Ms. Thiboutot also says that the BQ initiative might create a two-tiered system in which prostitutes who worked within proscribed red-light districts enjoyed more rights than hookers who worked elsewhere.

Stella receives funding from Health Canada and the city of Montreal and is staffed by current and former sex workers. The organization offers counselling, a “bad trick” list of violent customers and lobbies for the rights of those within the sex trade.

Despite their objections, Ms. Thiboutot says Stella is still prepared to back the BQ proposal.

As it turns out, the plan will need as much support as possible, in the face of stiff opposition from both the feds and the public.

Last March, Montreal authorities tried to launch a pilot project in a downtown neighbourhood that was supposed to connect prostitutes with social workers. The plan was to use outreach tools to help hookers, not arrest them.

The project – which amounted to an informal version of the BQ proposal – had to be withdrawn following furious opposition from local residents. Many people in the area hated the idea of allowing hookers to work the streets without fear of arrest. They were especially angry about finding used condoms and dirty needles on their lawns and in children’s playgrounds.

Ménard says the initiative failed because it was too localized.

“People are afraid if we just decriminalize in a specific area, all the sex workers will move into that area,” he states.

The Bloc plan, however, calls for a nation-wide series of red-light districts, thus undercutting any fears of cross-country migration by prostitutes.

Even if the public can be won over, the BQ still has to contend with a skeptical federal government.

Judging from their past record, the Liberals seem less than interested in addressing the issue of legal sex work.

Back in 1995, the City of Toronto okayed a proposal to lobby Ottawa for the right to decriminalize prostitution.
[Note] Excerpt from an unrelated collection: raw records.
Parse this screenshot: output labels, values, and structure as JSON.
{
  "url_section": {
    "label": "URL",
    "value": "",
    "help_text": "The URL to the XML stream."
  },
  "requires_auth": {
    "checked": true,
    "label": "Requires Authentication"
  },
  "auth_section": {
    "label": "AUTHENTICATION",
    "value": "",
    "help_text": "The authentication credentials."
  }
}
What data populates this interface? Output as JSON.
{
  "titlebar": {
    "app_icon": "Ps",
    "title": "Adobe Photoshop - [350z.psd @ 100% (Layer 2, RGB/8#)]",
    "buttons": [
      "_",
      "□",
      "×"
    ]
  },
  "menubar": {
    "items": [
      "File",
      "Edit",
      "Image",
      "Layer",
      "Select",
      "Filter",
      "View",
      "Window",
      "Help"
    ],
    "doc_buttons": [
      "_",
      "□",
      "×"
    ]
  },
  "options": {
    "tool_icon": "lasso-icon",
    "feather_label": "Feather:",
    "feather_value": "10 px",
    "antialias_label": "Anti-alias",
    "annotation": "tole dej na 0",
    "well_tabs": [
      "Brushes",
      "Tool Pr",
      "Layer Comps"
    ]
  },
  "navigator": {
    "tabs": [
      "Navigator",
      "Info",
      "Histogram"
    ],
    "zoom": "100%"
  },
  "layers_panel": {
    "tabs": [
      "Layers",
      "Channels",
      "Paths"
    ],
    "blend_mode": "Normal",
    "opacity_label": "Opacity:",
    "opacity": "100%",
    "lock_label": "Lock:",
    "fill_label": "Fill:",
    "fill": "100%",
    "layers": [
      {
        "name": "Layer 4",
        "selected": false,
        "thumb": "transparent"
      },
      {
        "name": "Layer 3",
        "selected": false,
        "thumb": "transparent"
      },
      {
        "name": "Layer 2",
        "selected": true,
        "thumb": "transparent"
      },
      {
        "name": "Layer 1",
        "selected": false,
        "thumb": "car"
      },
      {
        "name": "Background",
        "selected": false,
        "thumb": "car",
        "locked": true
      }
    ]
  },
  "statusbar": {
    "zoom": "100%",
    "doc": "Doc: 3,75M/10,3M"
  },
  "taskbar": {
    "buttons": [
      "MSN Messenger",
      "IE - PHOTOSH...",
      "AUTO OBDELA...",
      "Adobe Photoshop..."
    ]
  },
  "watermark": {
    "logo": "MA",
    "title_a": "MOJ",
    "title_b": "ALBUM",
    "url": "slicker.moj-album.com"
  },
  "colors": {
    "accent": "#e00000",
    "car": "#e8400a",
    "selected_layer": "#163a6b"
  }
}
The idea was flatly rejected by then -justice minister Allan Rock a day after the vote was taken.

The federal Liberals fear that decriminalizing prostitution will be seen as giving government sanction to any activity that’s widely frowned upon.

Ménard takes the opposite view: “It’s not a moral debate,” he insists. “It’s a debate about peace in our community.”

Peace that some MPs think they can achieve by offering new terms in the age-old war against the sex-trade.

Nate Hendley is a freelance journalist who lives in Toronto. He has written extensively for This Magazine, the National Post and eye weekly, among other publications.